I've noticed that whenever the debate comes up in the U.S., they always trot out horror stories from Canada. Ontario did go down hill since I left, but that was due to a Conservative government cutting health care spending so that they could give tax cuts to the wealthy (sound familiar?). They don't mention that every senior in Canada is covered for their prescriptions. (I can't remember if there's a small co-pay, premium, or deductible -- I'll have to ask my mother -- but it's far, far better than Medicare Part D). They don't mention that being hit with cancer or heart failure doesn't bankrupt a family. They don't mention that the Canadian system is far more efficient. The debate down here is often full of mistruths, so Americans vote without knowing the facts.

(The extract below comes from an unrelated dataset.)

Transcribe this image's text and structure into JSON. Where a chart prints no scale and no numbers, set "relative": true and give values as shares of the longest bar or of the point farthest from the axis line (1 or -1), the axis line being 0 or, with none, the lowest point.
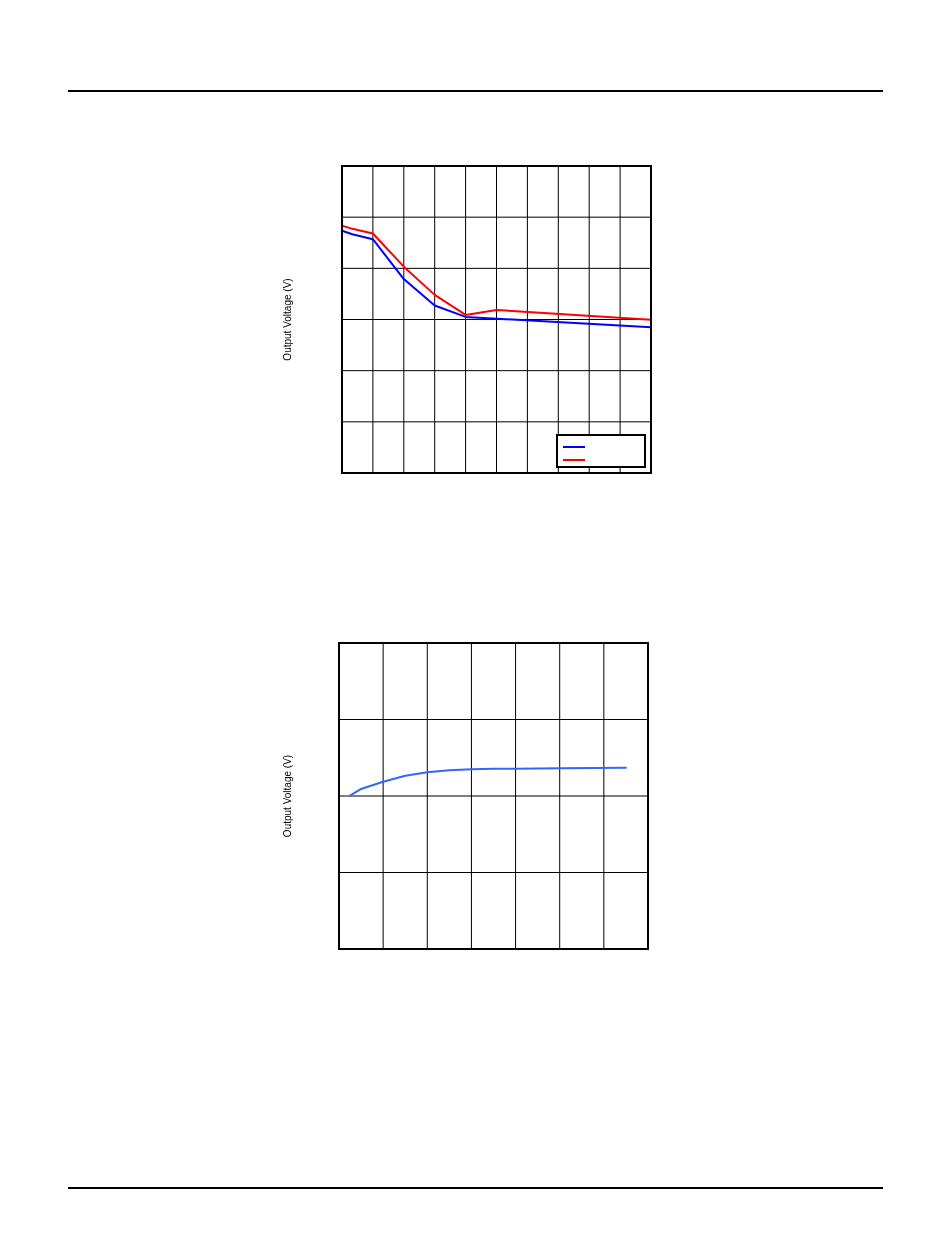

You are on the right track in explaining the Part D benefit but a lot of what you say only applies to a small part of the Medicare population (like auto enrollment) and there are many plans (in fact most) that offer insurance far enhanced over the base Part D plan approved my congress.
Yes, but not here. Not in Northeast Louisiana.
Asked Alana about this. There are plans called Medicare Advantage plans that cover more than the base requirements beyond what Congress requires, but an insurance company has to offer it in your area.
There are none offered in Northeast Louisiana.
So, you are correct, what I said was only part of the coverage offered. In some parts of the country -- like Louisiana, though -- it's the only coverage offered.